Lake Effect – Spring 2009
Volume 13
Spring 2009
Annual
Robbie Dressler
Lake Effect is an annual publication out of Penn State featuring fiction, poetry, and literary nonfiction. Arranged in sections by genre, the journal makes for easy negotiating. The book feels large, solid and is printed in easily legible font.
Lake Effect is an annual publication out of Penn State featuring fiction, poetry, and literary nonfiction. Arranged in sections by genre, the journal makes for easy negotiating. The book feels large, solid and is printed in easily legible font.
The literary nonfiction is particularly strong in this issue, especially “Point of Entry” by J. Malcolm Garcia. Garcia was a former social worker who switched to a career as a foreign correspondent and found himself in Afghanistan in 2001 right after 9/11. Throughout the story, Garcia fears he will be too green to pick out the subtleties of a war torn Afghanistan, but discovers “This is a ghetto man. I may not know where Afghanistan is on the map but I know ghetto.”

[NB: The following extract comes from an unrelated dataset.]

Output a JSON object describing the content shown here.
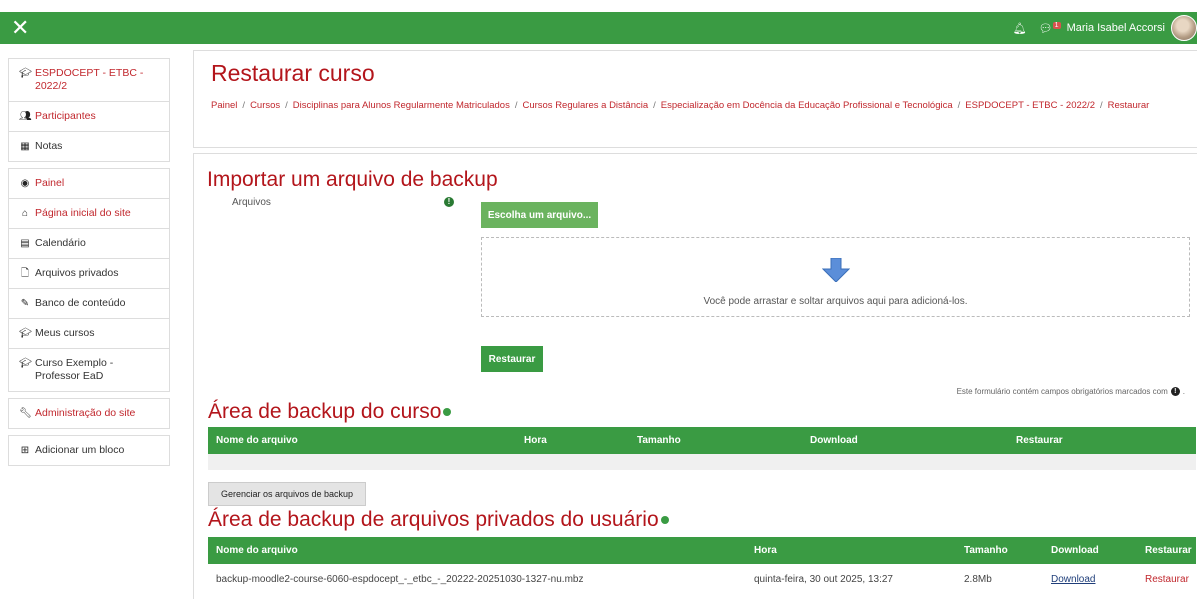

The fiction selections offer a wider variety of tone and subject matter. The first piece in the journal, “Hapax Legomenon” by Michael Czyzniejewski, is an interesting choice to open with. Marvie, the main character, works at a pirate-themed mini golf course owned by his deranged mother and looks forward to the eventual development of the fun center into a respectable country club with a nine-hole golf course. Several times in the story Marvie is beaten and tortured by the employees who take care of the go-carts. They don’t want the course changed. In one scene, they tie him up in front of the pitching machine, put in twenty dollars’ worth of quarters, and leave him there overnight. The story is darkly funny with an almost cartoonish quality to it.
“A Hole in the Script,” by Mark Brazaitis, is a quirky story detailing the attempts of various directors and actors to interpret an ambiguous pause written into the script of a play. The interpretations vary wildly, causing one director to tell his actors “I have betrayed you all merely by bringing you here,” and, “I was foolish to think I could protect you.”
My favorite piece in this publication is “Twenty-First Century Itch” by Josh Green. The story starts with twangy sort of dialect I feared might weigh down the narrative flow, but I was pleasantly surprised at Green’s ability to dial the technique back when appropriate, allowing a charming and sad story to unfold. The narrator in the story has just lost his wife to a strange skin disease and throws a bottle at a man in a restaurant whose yuppie appearance annoys him. As the man confronts him, we get flashbacks of the narrator’s experiences with his wife. Any story about this kind of topic runs the risk of being overly sentimental, but Green handles it deftly, balancing lines like “the outlet mall, as I came to find out, isn’t so bad when you’re shopping for somebody” with “for a minute I was inclined to saunter back in and hug his wife. Or maybe lick her face.”
I found everything in Lake Effect is straightforward and to the point, which is refreshing in a medium that sometimes veers to the overly edgy in an attempt to stand out.